Nuestro movimiento fue ciertamente menos literario, digamos, que el francés. Sin embargo, entre nosotros también hubo verdaderas pintas maestras. De entre todas las posibles escojo una que, sin dejar se ser festiva, es particularmente dura y amarga. Deberíamos estar a finales de noviembre y el movimiento se acercaba indefectiblemente a su término. Flotaba sobre la ciudad un aire pesado; un estado de sitio tétrico y amenazador. Nuestros compañeros en la cárcel y nosotros afuera, acosados y desmoralizados, sin saber qué hacer. Las asambleas eran cada vez más escasas, menos nutridas.
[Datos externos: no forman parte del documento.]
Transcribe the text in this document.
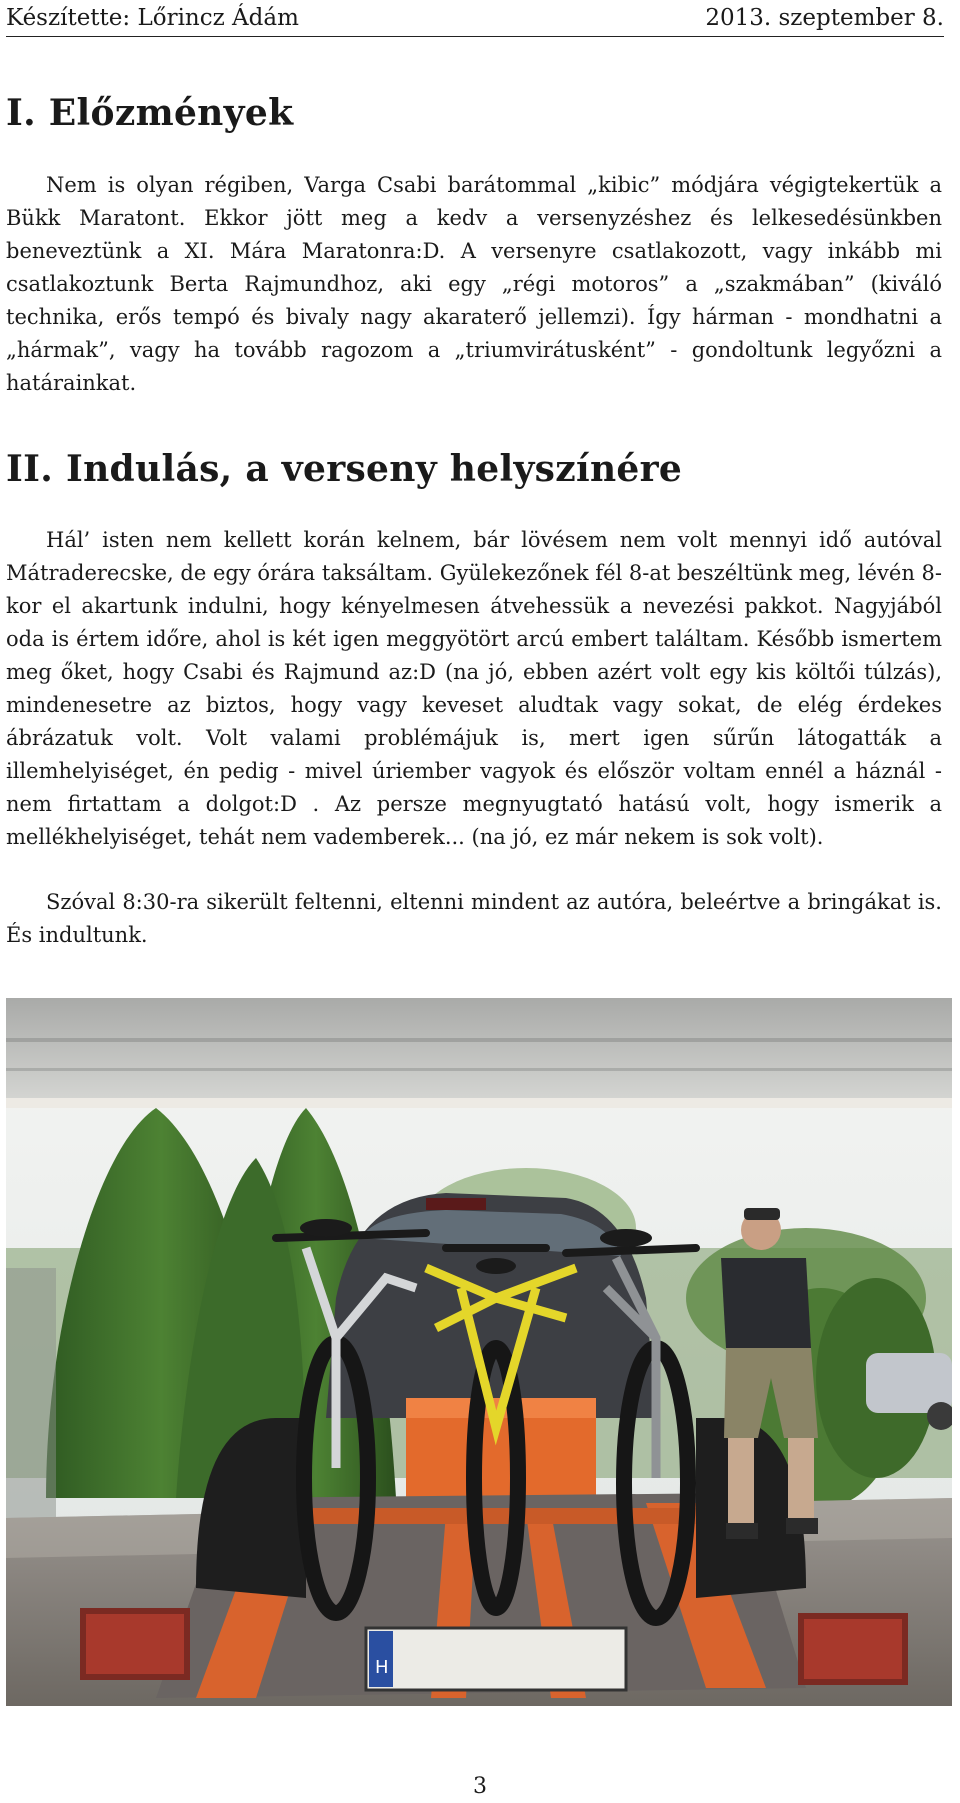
Készítette: Lőrincz Ádám	2013. szeptember 8.
I. Előzmények

Nem is olyan régiben, Varga Csabi barátommal „kibic” módjára végigtekertük a Bükk Maratont. Ekkor jött meg a kedv a versenyzéshez és lelkesedésünkben beneveztünk a XI. Mára Maratonra:D. A versenyre csatlakozott, vagy inkább mi csatlakoztunk Berta Rajmundhoz, aki egy „régi motoros” a „szakmában” (kiváló technika, erős tempó és bivaly nagy akaraterő jellemzi). Így hárman - mondhatni a „hármak”, vagy ha tovább ragozom a „triumvirátusként” - gondoltunk legyőzni a határainkat.

II. Indulás, a verseny helyszínére

Hál’ isten nem kellett korán kelnem, bár lövésem nem volt mennyi idő autóval Mátraderecske, de egy órára taksáltam. Gyülekezőnek fél 8-at beszéltünk meg, lévén 8-kor el akartunk indulni, hogy kényelmesen átvehessük a nevezési pakkot. Nagyjából oda is értem időre, ahol is két igen meggyötört arcú embert találtam. Később ismertem meg őket, hogy Csabi és Rajmund az:D (na jó, ebben azért volt egy kis költői túlzás), mindenesetre az biztos, hogy vagy keveset aludtak vagy sokat, de elég érdekes ábrázatuk volt. Volt valami problémájuk is, mert igen sűrűn látogatták a illemhelyiséget, én pedig - mivel úriember vagyok és először voltam ennél a háznál - nem firtattam a dolgot:D . Az persze megnyugtató hatású volt, hogy ismerik a mellékhelyiséget, tehát nem vademberek... (na jó, ez már nekem is sok volt).

Szóval 8:30-ra sikerült feltenni, eltenni mindent az autóra, beleértve a bringákat is. És indultunk.

H
3
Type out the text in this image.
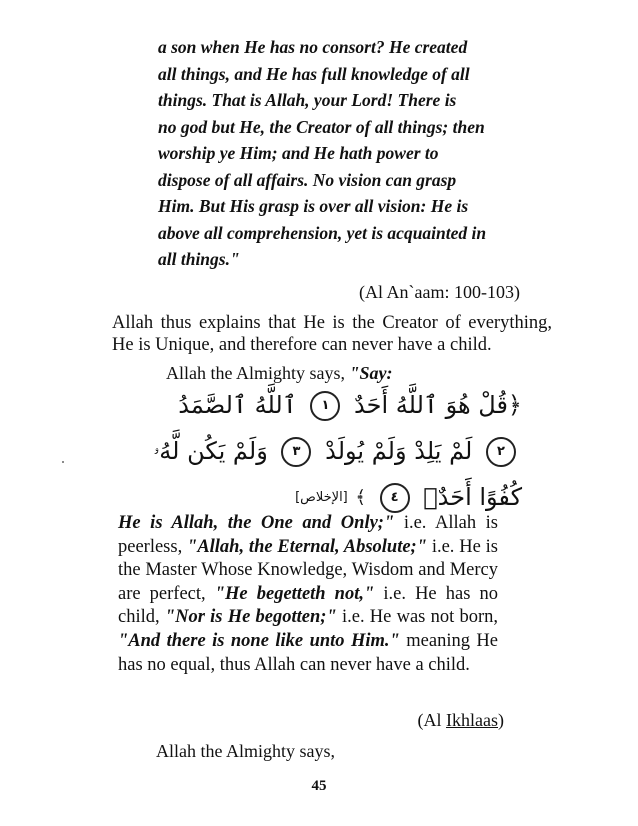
a son when He has no consort? He created

all things, and He has full knowledge of all

things. That is Allah, your Lord! There is

no god but He, the Creator of all things; then

worship ye Him; and He hath power to

dispose of all affairs. No vision can grasp

Him. But His grasp is over all vision: He is

above all comprehension, yet is acquainted in

all things."

(Al An`aam: 100-103)

Allah thus explains that He is the Creator of everything, He is Unique, and therefore can never have a child.

Allah the Almighty says, "Say:

﴿قُلْ هُوَ ٱللَّهُ أَحَدٌ ١ ٱللَّهُ ٱلصَّمَدُ
٢ لَمْ يَلِدْ وَلَمْ يُولَدْ ٣ وَلَمْ يَكُن لَّهُۥ
كُفُوًا أَحَدٌۢ ٤ ﴾ [الإخلاص]

He is Allah, the One and Only;" i.e. Allah is peerless, "Allah, the Eternal, Absolute;" i.e. He is the Master Whose Knowledge, Wisdom and Mercy are perfect, "He begetteth not," i.e. He has no child, "Nor is He begotten;" i.e. He was not born, "And there is none like unto Him." meaning He has no equal, thus Allah can never have a child.

(Al Ikhlaas)

Allah the Almighty says,

45
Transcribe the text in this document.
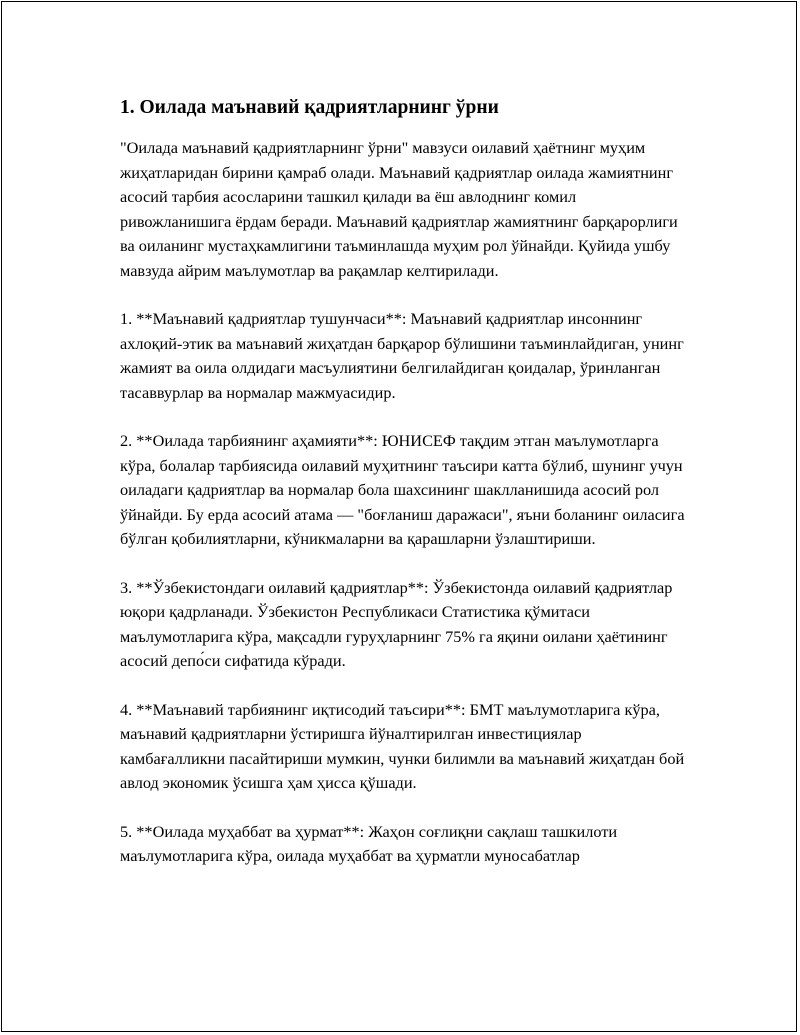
1. Оилада маънавий қадриятларнинг ўрни

"Оилада маънавий қадриятларнинг ўрни" мавзуси оилавий ҳаётнинг муҳим жиҳатларидан бирини қамраб олади. Маънавий қадриятлар оилада жамиятнинг асосий тарбия асосларини ташкил қилади ва ёш авлоднинг комил ривожланишига ёрдам беради. Маънавий қадриятлар жамиятнинг барқарорлиги ва оиланинг мустаҳкамлигини таъминлашда муҳим рол ўйнайди. Қуйида ушбу мавзуда айрим маълумотлар ва рақамлар келтирилади.

1. **Маънавий қадриятлар тушунчаси**: Маънавий қадриятлар инсоннинг ахлоқий-этик ва маънавий жиҳатдан барқарор бўлишини таъминлайдиган, унинг жамият ва оила олдидаги масъулиятини белгилайдиган қоидалар, ўринланган тасаввурлар ва нормалар мажмуасидир.

2. **Оилада тарбиянинг аҳамияти**: ЮНИСЕФ тақдим этган маълумотларга кўра, болалар тарбиясида оилавий муҳитнинг таъсири катта бўлиб, шунинг учун оиладаги қадриятлар ва нормалар бола шахсининг шаклланишида асосий рол ўйнайди. Бу ерда асосий атама — "боғланиш даражаси", яъни боланинг оиласига бўлган қобилиятларни, кўникмаларни ва қарашларни ўзлаштириши.

3. **Ўзбекистондаги оилавий қадриятлар**: Ўзбекистонда оилавий қадриятлар юқори қадрланади. Ўзбекистон Республикаси Статистика қўмитаси маълумотларига кўра, мақсадли гуруҳларнинг 75% га яқини оилани ҳаётининг асосий депо́си сифатида кўради.

4. **Маънавий тарбиянинг иқтисодий таъсири**: БМТ маълумотларига кўра, маънавий қадриятларни ўстиришга йўналтирилган инвестициялар камбағалликни пасайтириши мумкин, чунки билимли ва маънавий жиҳатдан бой авлод экономик ўсишга ҳам ҳисса қўшади.

5. **Оилада муҳаббат ва ҳурмат**: Жаҳон соғлиқни сақлаш ташкилоти маълумотларига кўра, оилада муҳаббат ва ҳурматли муносабатлар
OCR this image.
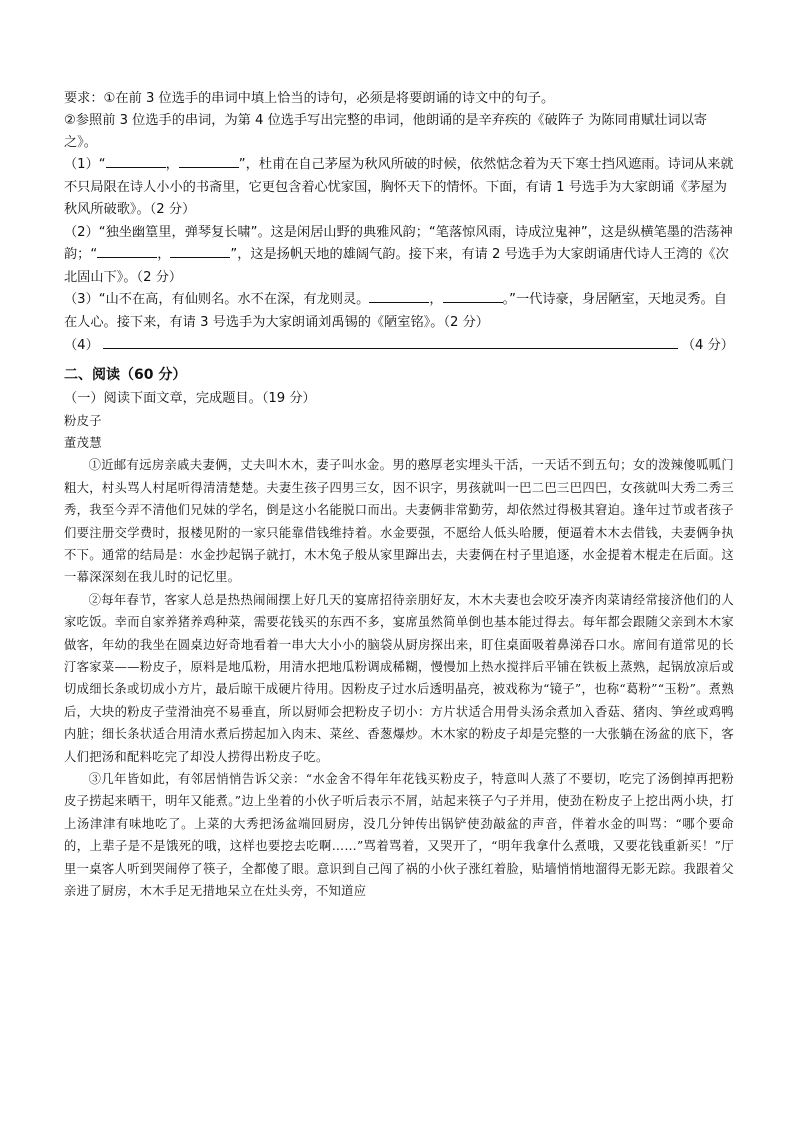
要求：①在前 3 位选手的串词中填上恰当的诗句，必须是将要朗诵的诗文中的句子。

②参照前 3 位选手的串词，为第 4 位选手写出完整的串词，他朗诵的是辛弃疾的《破阵子 为陈同甫赋壮词以寄之》。

（1）“	，	”，杜甫在自己茅屋为秋风所破的时候，依然惦念着为天下寒士挡风遮雨。诗词从来就不只局限在诗人小小的书斋里，它更包含着心忧家国，胸怀天下的情怀。下面，有请 1 号选手为大家朗诵《茅屋为秋风所破歌》。（2 分）

（2）“独坐幽篁里，弹琴复长啸”。这是闲居山野的典雅风韵；“笔落惊风雨，诗成泣鬼神”，这是纵横笔墨的浩荡神韵；“	，	”，这是扬帆天地的雄阔气韵。接下来，有请 2 号选手为大家朗诵唐代诗人王湾的《次北固山下》。（2 分）

（3）“山不在高，有仙则名。水不在深，有龙则灵。	，	。”一代诗豪，身居陋室，天地灵秀。自在人心。接下来，有请 3 号选手为大家朗诵刘禹锡的《陋室铭》。（2 分）

（4）	（4 分）

二、阅读（60 分）

（一）阅读下面文章，完成题目。（19 分）

粉皮子

董茂慧

①近邮有远房亲戚夫妻俩，丈夫叫木木，妻子叫水金。男的憨厚老实埋头干活，一天话不到五句；女的泼辣傻呱呱门粗大，村头骂人村尾听得清清楚楚。夫妻生孩子四男三女，因不识字，男孩就叫一巴二巴三巴四巴，女孩就叫大秀二秀三秀，我至今弄不清他们兄妹的学名，倒是这小名能脱口而出。夫妻俩非常勤劳，却依然过得极其窘迫。逢年过节或者孩子们要注册交学费时，报楼见附的一家只能靠借钱维持着。水金要强，不愿给人低头哈腰，便逼着木木去借钱，夫妻俩争执不下。通常的结局是：水金抄起锅子就打，木木兔子般从家里蹿出去，夫妻俩在村子里追逐，水金提着木棍走在后面。这一幕深深刻在我儿时的记忆里。

②每年春节，客家人总是热热闹闹摆上好几天的宴席招待亲朋好友，木木夫妻也会咬牙凑齐肉菜请经常接济他们的人家吃饭。幸而自家养猪养鸡种菜，需要花钱买的东西不多，宴席虽然简单倒也基本能过得去。每年都会跟随父亲到木木家做客，年幼的我坐在圆桌边好奇地看着一串大大小小的脑袋从厨房探出来，盯住桌面吸着鼻涕吞口水。席间有道常见的长汀客家菜——粉皮子，原料是地瓜粉，用清水把地瓜粉调成稀糊，慢慢加上热水搅拌后平铺在铁板上蒸熟，起锅放凉后或切成细长条或切成小方片，最后晾干成硬片待用。因粉皮子过水后透明晶亮，被戏称为“镜子”，也称“葛粉”“玉粉”。煮熟后，大块的粉皮子莹滑油亮不易垂直，所以厨师会把粉皮子切小：方片状适合用骨头汤余煮加入香菇、猪肉、笋丝或鸡鸭内脏；细长条状适合用清水煮后捞起加入肉末、菜丝、香葱爆炒。木木家的粉皮子却是完整的一大张躺在汤盆的底下，客人们把汤和配料吃完了却没人捞得出粉皮子吃。

③几年皆如此，有邻居悄悄告诉父亲：“水金舍不得年年花钱买粉皮子，特意叫人蒸了不要切，吃完了汤倒掉再把粉皮子捞起来晒干，明年又能煮。”边上坐着的小伙子听后表示不屑，站起来筷子勺子并用，使劲在粉皮子上挖出两小块，打上汤津津有味地吃了。上菜的大秀把汤盆端回厨房，没几分钟传出锅铲使劲敲盆的声音，伴着水金的叫骂：“哪个要命的，上辈子是不是饿死的哦，这样也要挖去吃啊……”骂着骂着，又哭开了，“明年我拿什么煮哦，又要花钱重新买！”厅里一桌客人听到哭闹停了筷子，全都傻了眼。意识到自己闯了祸的小伙子涨红着脸，贴墙悄悄地溜得无影无踪。我跟着父亲进了厨房，木木手足无措地呆立在灶头旁，不知道应
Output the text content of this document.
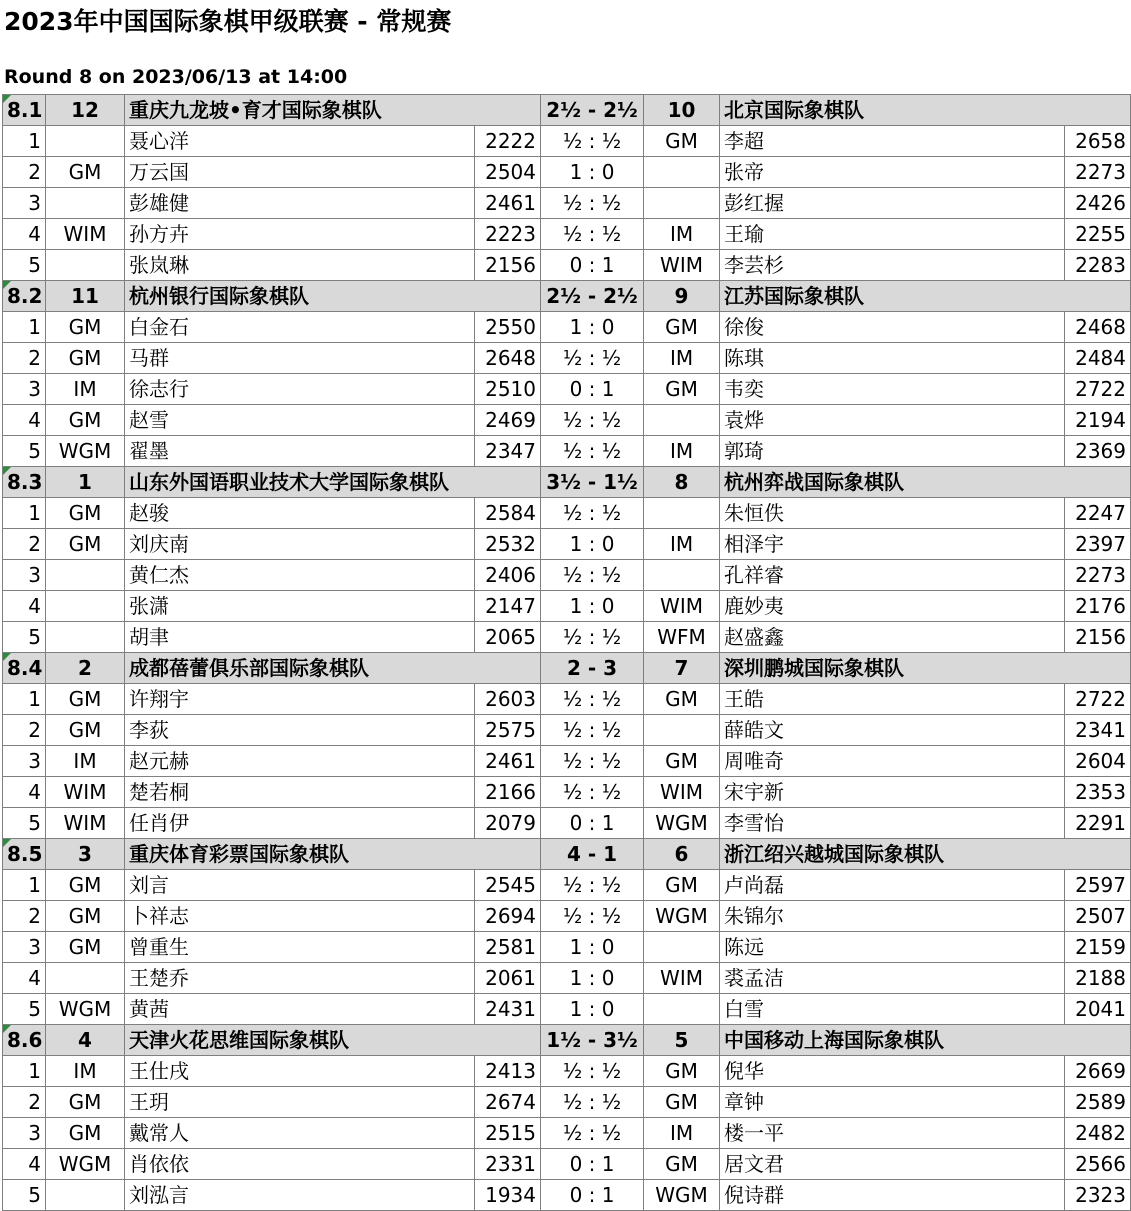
2023年中国国际象棋甲级联赛 - 常规赛
Round 8 on 2023/06/13 at 14:00
8.1	12	重庆九龙坡•育才国际象棋队		2½ - 2½	10	北京国际象棋队	
1		聂心洋	2222	½ : ½	GM	李超	2658
2	GM	万云国	2504	1 : 0		张帝	2273
3		彭雄健	2461	½ : ½		彭红握	2426
4	WIM	孙方卉	2223	½ : ½	IM	王瑜	2255
5		张岚琳	2156	0 : 1	WIM	李芸杉	2283
8.2	11	杭州银行国际象棋队		2½ - 2½	9	江苏国际象棋队	
1	GM	白金石	2550	1 : 0	GM	徐俊	2468
2	GM	马群	2648	½ : ½	IM	陈琪	2484
3	IM	徐志行	2510	0 : 1	GM	韦奕	2722
4	GM	赵雪	2469	½ : ½		袁烨	2194
5	WGM	翟墨	2347	½ : ½	IM	郭琦	2369
8.3	1	山东外国语职业技术大学国际象棋队		3½ - 1½	8	杭州弈战国际象棋队	
1	GM	赵骏	2584	½ : ½		朱恒佚	2247
2	GM	刘庆南	2532	1 : 0	IM	相泽宇	2397
3		黄仁杰	2406	½ : ½		孔祥睿	2273
4		张潇	2147	1 : 0	WIM	鹿妙夷	2176
5		胡聿	2065	½ : ½	WFM	赵盛鑫	2156
8.4	2	成都蓓蕾俱乐部国际象棋队		2 - 3	7	深圳鹏城国际象棋队	
1	GM	许翔宇	2603	½ : ½	GM	王皓	2722
2	GM	李荻	2575	½ : ½		薛皓文	2341
3	IM	赵元赫	2461	½ : ½	GM	周唯奇	2604
4	WIM	楚若桐	2166	½ : ½	WIM	宋宇新	2353
5	WIM	任肖伊	2079	0 : 1	WGM	李雪怡	2291
8.5	3	重庆体育彩票国际象棋队		4 - 1	6	浙江绍兴越城国际象棋队	
1	GM	刘言	2545	½ : ½	GM	卢尚磊	2597
2	GM	卜祥志	2694	½ : ½	WGM	朱锦尔	2507
3	GM	曾重生	2581	1 : 0		陈远	2159
4		王楚乔	2061	1 : 0	WIM	裘孟洁	2188
5	WGM	黄茜	2431	1 : 0		白雪	2041
8.6	4	天津火花思维国际象棋队		1½ - 3½	5	中国移动上海国际象棋队	
1	IM	王仕戌	2413	½ : ½	GM	倪华	2669
2	GM	王玥	2674	½ : ½	GM	章钟	2589
3	GM	戴常人	2515	½ : ½	IM	楼一平	2482
4	WGM	肖依依	2331	0 : 1	GM	居文君	2566
5		刘泓言	1934	0 : 1	WGM	倪诗群	2323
Entonces la vi. Estaba sobre una barda de Copilco. Lo que hoy es el Eje 10. Escrita con buena letra, parejita y pulcra: “Chinguen a su madre las masas”. Así, sin ningún signo de admiración. Seca y contundente. Parecía que podía verse incluso el gesto del brazo que indudablemente la acompañaba. Ahí estaba toda nuestra desolación y todo nuestro despecho. Nuestra soledad y nuestra rabia. Nuestra derrota. Me divirtió con amargura, pero entonces sólo la supe ver como un exabrubto, como un mal humor local y pasajero.

Pero los años han pasado aquella humanidad que había dicho basta y había echado a andar, parece más echada y resignada que nunca. Y ahora, ante las malas bromas de la historia, a menudo me acuerdo de aquella barda de Copilco.